The misconception here is similar to that in the section above- the number of cases may be low *now*, but it's going to increase. Additionally, if you're only looking at the *diagnosed* cases, that ignores all of the ones that *haven't* been diagnosed. Especially with a disease like COVID-19, where the symptoms can be mild or nonexistent while you're already capable of spreading the pathogen to others, there will be a significant number of people who don't realize they're sick or don't go to the hospital for financial reasons. The number of infected people may be many, many times the number that have actually been tested and found positive.
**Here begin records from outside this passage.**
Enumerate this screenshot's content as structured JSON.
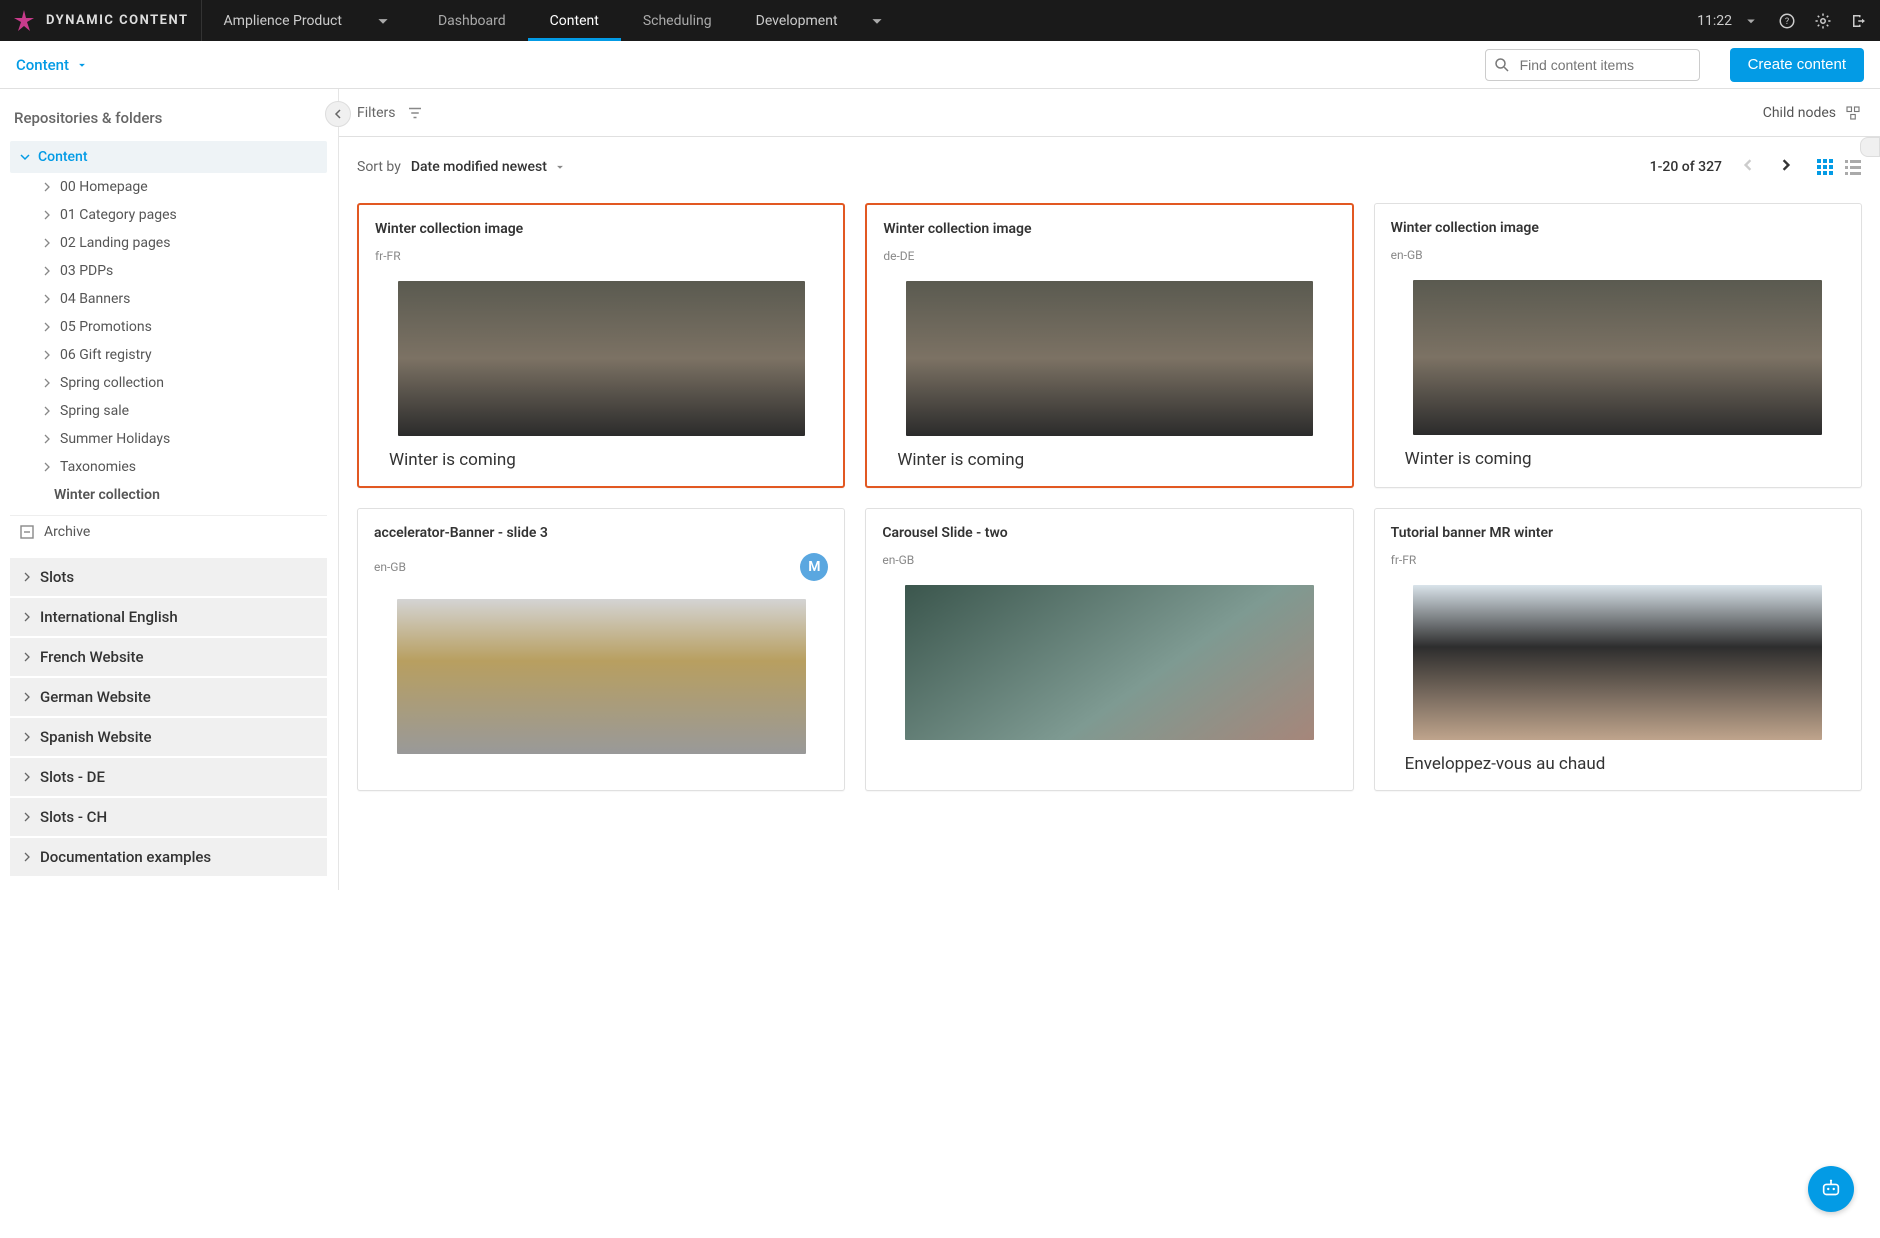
{
  "header": {
    "logo_text": "DYNAMIC CONTENT",
    "product": "Amplience Product",
    "tabs": [
      "Dashboard",
      "Content",
      "Scheduling"
    ],
    "active_tab": 1,
    "environment": "Development",
    "time": "11:22"
  },
  "subheader": {
    "dropdown_label": "Content",
    "search_placeholder": "Find content items",
    "create_button": "Create content"
  },
  "sidebar": {
    "heading": "Repositories & folders",
    "root": "Content",
    "folders": [
      "00 Homepage",
      "01 Category pages",
      "02 Landing pages",
      "03 PDPs",
      "04 Banners",
      "05 Promotions",
      "06 Gift registry",
      "Spring collection",
      "Spring sale",
      "Summer Holidays",
      "Taxonomies",
      "Winter collection"
    ],
    "selected_folder": "Winter collection",
    "archive": "Archive",
    "repos": [
      "Slots",
      "International English",
      "French Website",
      "German Website",
      "Spanish Website",
      "Slots - DE",
      "Slots - CH",
      "Documentation examples"
    ]
  },
  "toolbar": {
    "filters_label": "Filters",
    "child_nodes_label": "Child nodes",
    "sort_label": "Sort by",
    "sort_value": "Date modified newest",
    "range": "1-20 of 327"
  },
  "cards": [
    {
      "title": "Winter collection image",
      "locale": "fr-FR",
      "caption": "Winter is coming",
      "highlight": true,
      "img": "ph1",
      "avatar": ""
    },
    {
      "title": "Winter collection image",
      "locale": "de-DE",
      "caption": "Winter is coming",
      "highlight": true,
      "img": "ph1",
      "avatar": ""
    },
    {
      "title": "Winter collection image",
      "locale": "en-GB",
      "caption": "Winter is coming",
      "highlight": false,
      "img": "ph1",
      "avatar": ""
    },
    {
      "title": "accelerator-Banner - slide 3",
      "locale": "en-GB",
      "caption": "",
      "highlight": false,
      "img": "ph2",
      "avatar": "M"
    },
    {
      "title": "Carousel Slide - two",
      "locale": "en-GB",
      "caption": "",
      "highlight": false,
      "img": "ph3",
      "avatar": ""
    },
    {
      "title": "Tutorial banner MR winter",
      "locale": "fr-FR",
      "caption": "Enveloppez-vous au chaud",
      "highlight": false,
      "img": "ph4",
      "avatar": ""
    }
  ]
}
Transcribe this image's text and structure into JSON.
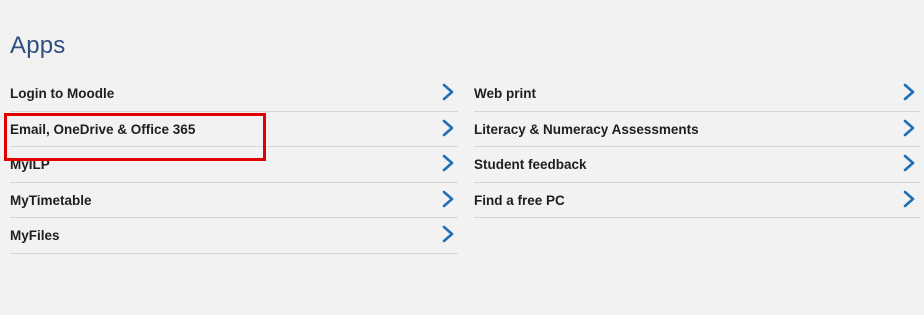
{
  "section": {
    "title": "Apps"
  },
  "apps_left": [
    {
      "label": "Login to Moodle",
      "icon": "chevron-right-icon"
    },
    {
      "label": "Email, OneDrive & Office 365",
      "icon": "chevron-right-icon"
    },
    {
      "label": "MyILP",
      "icon": "chevron-right-icon"
    },
    {
      "label": "MyTimetable",
      "icon": "chevron-right-icon"
    },
    {
      "label": "MyFiles",
      "icon": "chevron-right-icon"
    }
  ],
  "apps_right": [
    {
      "label": "Web print",
      "icon": "chevron-right-icon"
    },
    {
      "label": "Literacy & Numeracy Assessments",
      "icon": "chevron-right-icon"
    },
    {
      "label": "Student feedback",
      "icon": "chevron-right-icon"
    },
    {
      "label": "Find a free PC",
      "icon": "chevron-right-icon"
    }
  ],
  "colors": {
    "title": "#2f4f7f",
    "chevron": "#1f6fb5",
    "highlight": "#e00000",
    "divider": "#d7d7d7",
    "background": "#f2f2f2"
  }
}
*"The death rate is very low."*

Well, it is and it isn't. There are two unrelated factors here. The first one is that the death count lags behind the total infections. To illustrate this, let's consider a hypothetical disease that kills 95% of the people it infects after 2 weeks. The first case is introduced to a country on January 1st. Two weeks later, 10000 people are infected, but only the first one has died. This gives us a death rate of 0.0001% if you compare the deaths to the total infections, implying that there's practically no risk. Of course if you wait a few more weeks, the outlook becomes much more grim. The thing to realize here is that it's incorrect to calculate a death rate as a percentage of deaths compared to total infections. Rather, it should be deaths compared to the number of successful *recoveries*. With our hypothetical disease, applying this method instead after two weeks would give us a death rate of 100% (1 death, no recoveries), which is much closer to the correct number. (Note that this method of estimating a death rate will slightly overestimate it, since people die earlier than they make a full recovery. In other words, recoveries lag behind deaths just like deaths lag behind infections.)

The second factor is that people simply aren't very good at understanding probabilities. If you're a young and healthy adult infected with COVID-19, your chance of dying is about 0.2%, or 1 in 500. That's certainly rather low, but it's around the same likelihood as rolling two nat 1s in a row, or about twice as likely as drawing an all-land hand from a 60-card deck with 24 lands. I don't know about you, but I wouldn't want to risk my life on those odds.

*"I've survived other epidemics, this one will be the same."*

This is known as survivorship bias. The fact that you survived the last few epidemics doesn't affect your chances of surviving this one.

Please take COVID-19 and other health risks seriously. Do not panic or hoard supplies, this takes them away from other people and does not improve the overall situation. However please do exercise good hygiene, avoid contact with other people, and understand what a statistic is saying before sharing it.

For more information, I would highly recommend checking out this article for a more in-depth read, or this article for a shorter one.

If you'd like some better infographics/memes to share, here are some that are more likely to be helpful.

And if you want to get a better feel for how diseases transmit across the globe in real life, just play Pandemic.